Physics of galactic colliders: high speed satellites in LCDM vs MONDian cosmology
Claudio Llinares, HongSheng Zhao, Alexander Knebe

TL;DR
This paper compares the frequency of high-speed satellite galaxy encounters in MOND and LCDM cosmologies, finding that such encounters are about four times more common in MOND due to its infinite potential well.
Contribution
It provides the first cosmological simulation-based comparison of high-speed satellite encounters in MOND versus LCDM models, using a rigorous MONDian Poisson solver.
Findings
High-speed satellite encounters are roughly four times more frequent in MOND than in LCDM.

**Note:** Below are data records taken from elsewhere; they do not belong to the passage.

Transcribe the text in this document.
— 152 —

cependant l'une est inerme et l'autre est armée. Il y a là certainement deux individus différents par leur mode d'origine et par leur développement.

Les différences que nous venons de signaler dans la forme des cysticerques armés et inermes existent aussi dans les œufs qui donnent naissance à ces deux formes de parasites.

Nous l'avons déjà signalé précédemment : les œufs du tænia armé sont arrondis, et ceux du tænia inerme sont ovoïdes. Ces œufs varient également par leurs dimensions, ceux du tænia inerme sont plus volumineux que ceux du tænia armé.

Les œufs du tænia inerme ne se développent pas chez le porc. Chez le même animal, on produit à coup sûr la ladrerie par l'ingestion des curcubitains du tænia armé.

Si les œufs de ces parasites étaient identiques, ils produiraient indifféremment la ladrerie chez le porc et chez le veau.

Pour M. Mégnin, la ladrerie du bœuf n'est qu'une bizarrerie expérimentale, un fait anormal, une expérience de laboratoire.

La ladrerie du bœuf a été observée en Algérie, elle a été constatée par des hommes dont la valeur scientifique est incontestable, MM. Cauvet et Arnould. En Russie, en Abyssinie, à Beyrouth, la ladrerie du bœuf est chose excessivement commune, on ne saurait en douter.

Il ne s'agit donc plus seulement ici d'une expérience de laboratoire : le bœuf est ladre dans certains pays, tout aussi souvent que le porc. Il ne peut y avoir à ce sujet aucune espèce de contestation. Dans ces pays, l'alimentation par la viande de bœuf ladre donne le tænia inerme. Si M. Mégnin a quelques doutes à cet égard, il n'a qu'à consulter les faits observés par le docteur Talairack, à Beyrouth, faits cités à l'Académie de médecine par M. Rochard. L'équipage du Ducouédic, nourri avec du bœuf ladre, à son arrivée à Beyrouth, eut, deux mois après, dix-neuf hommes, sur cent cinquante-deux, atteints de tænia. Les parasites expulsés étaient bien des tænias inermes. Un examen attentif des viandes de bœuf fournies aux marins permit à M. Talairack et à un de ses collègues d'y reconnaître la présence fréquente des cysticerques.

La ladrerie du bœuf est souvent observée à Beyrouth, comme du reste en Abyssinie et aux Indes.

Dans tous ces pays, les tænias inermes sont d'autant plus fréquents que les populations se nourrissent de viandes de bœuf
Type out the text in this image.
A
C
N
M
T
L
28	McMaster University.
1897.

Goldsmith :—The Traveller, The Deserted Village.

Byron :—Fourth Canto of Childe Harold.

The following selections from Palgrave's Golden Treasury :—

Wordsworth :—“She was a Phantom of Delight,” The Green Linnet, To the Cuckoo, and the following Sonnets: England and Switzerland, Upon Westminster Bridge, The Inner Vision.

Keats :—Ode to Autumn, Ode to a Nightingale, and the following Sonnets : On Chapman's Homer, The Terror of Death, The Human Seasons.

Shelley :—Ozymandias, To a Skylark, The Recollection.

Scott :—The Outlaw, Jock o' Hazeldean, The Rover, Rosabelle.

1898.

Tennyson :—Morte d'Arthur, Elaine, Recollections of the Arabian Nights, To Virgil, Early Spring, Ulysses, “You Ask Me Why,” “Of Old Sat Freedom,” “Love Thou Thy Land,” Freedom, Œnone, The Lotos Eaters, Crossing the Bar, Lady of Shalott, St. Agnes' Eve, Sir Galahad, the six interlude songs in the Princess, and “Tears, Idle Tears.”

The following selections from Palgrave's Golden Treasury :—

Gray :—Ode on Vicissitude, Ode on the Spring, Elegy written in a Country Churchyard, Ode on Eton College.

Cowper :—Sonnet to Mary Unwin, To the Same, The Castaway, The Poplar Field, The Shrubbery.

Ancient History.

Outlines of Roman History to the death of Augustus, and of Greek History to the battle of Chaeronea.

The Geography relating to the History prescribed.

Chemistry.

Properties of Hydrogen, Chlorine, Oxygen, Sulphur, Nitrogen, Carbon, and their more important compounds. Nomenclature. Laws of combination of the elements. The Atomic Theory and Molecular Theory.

The difference is attributed to the infinite potential well in MOND versus finite in LCDM.
Results support the hypothesis that satellite velocities can discriminate between gravitational theories.
Abstract
The statistics of high speed satellite galaxies, as reported in the recent literature, can be a powerful diagnosis of the depth of the potential well of the host halo, and hence discriminate between competing gravitational theories. Naively one expects that high speed satellites are more common in Modified Newtonian Dynamics (MOND) than in cold dark matter (CDM) since an isolated MONDian system has an infinite potential well, while CDM halos have finite potential wells. In this \textit{Letter} we report on an initial test of this hypothesis in the context of the first generation of cosmological simulations utilising a rigorous MONDian Poisson solver. We find that such high speed encounters are approximately a factor of four more common in MOND than in the concordance CDM model of cosmic structure formation.